Q: Is it wrong or unfair to remind a teen that while independence is great and you the parent are encouraging it, you, the parent, are paying for everything, or close to everything, so the teen has an obligation to at least listen to your views? I realize that this comes close to imposing an unchosen ‘duty’ on the teen’s part. On the other hand, it is (usually) the case that the teen is not paying for much, if anything.
A: What parents of teens should NOT do is lecture the teen that, “I take care of you, I gave you food and shelter, so you owe me.” Children do not ask to be born. They come into the world because of the choice the parents make to have them — and raise them. Helpless children are entitled to have food, shelter and a rational, nurturing environment that fosters intellectual growth. The rest is up to the child-turned-adult, starting in young adulthood (i.e. the teenage years). The teenager is in the wrong when he or she claims entitlement to the nicest things money can buy — that is, things that are desired but not needed to live. The parent, first of all, might not be able to afford them; even if the parent can afford something the teen wants, but does not actually need, the parent is not obliged to buy it. A sports car or a designer label, or the very latest iPod, are not entitlements. If the parent is able and willing to provide some of these optional things, then fine — but even then it should not be presented as an entitlement. It should be presented as, “I love you and I can afford to buy this for you; so I’m doing it.”
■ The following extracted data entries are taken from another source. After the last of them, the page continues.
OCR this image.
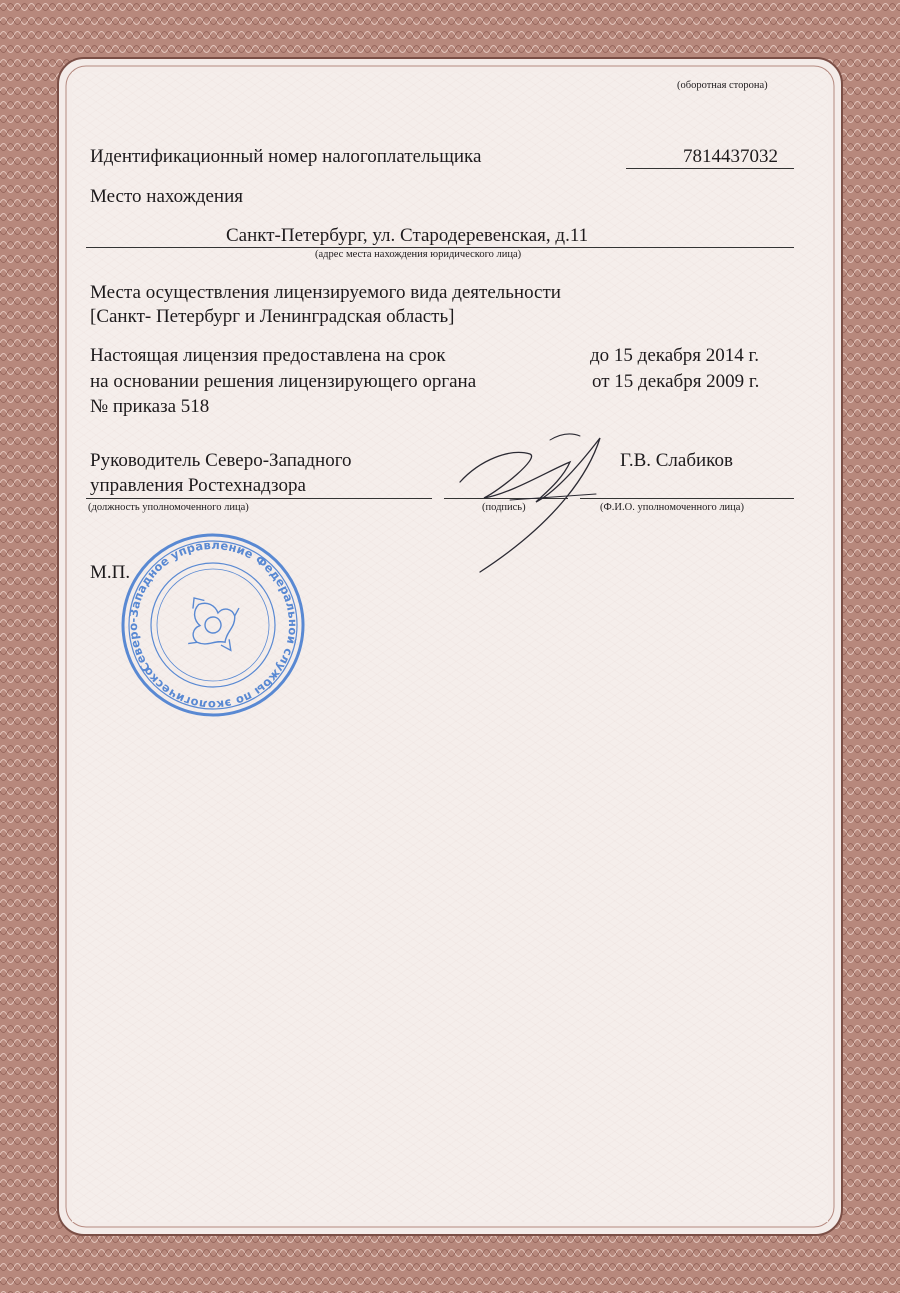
(оборотная сторона)
Идентификационный номер налогоплательщика	7814437032
Место нахождения
Санкт-Петербург, ул. Стародеревенская, д.11
(адрес места нахождения юридического лица)
Места осуществления лицензируемого вида деятельности
[Санкт- Петербург и Ленинградская область]
Настоящая лицензия предоставлена на срок	до 15 декабря 2014 г.
на основании решения лицензирующего органа	от 15 декабря 2009 г.
№ приказа 518
Руководитель Северо-Западного
управления Ростехнадзора
Г.В. Слабиков
(должность уполномоченного лица)	(подпись)	(Ф.И.О. уполномоченного лица)
М.П.
Северо-Западное управление Федеральной службы по экологическому,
In order to be rational about this issue, parents must objectively distinguish between “want” and “need.” The teenager may claim that a “want” is actually a “need.” The parent must be prepared to inform the teenager that he or she is wrong. This won’t make the parent popular, but it will make for a more realistic and less entitled-feeling young adult. Unfortunately, many parents of teens do not take this approach. That’s why America has become a society filled with too many adults who feel entitled to whatever they want, a society headed by a politician and his band of thugs hell-bent on destroying our economic system in order to perpetuate this delusion for another few years. The parents who refuse to cave in, and who dare to treat their young adult children as if they are exactly that — young ADULTS — are among the unsung heroes of our society, with respect to family relations.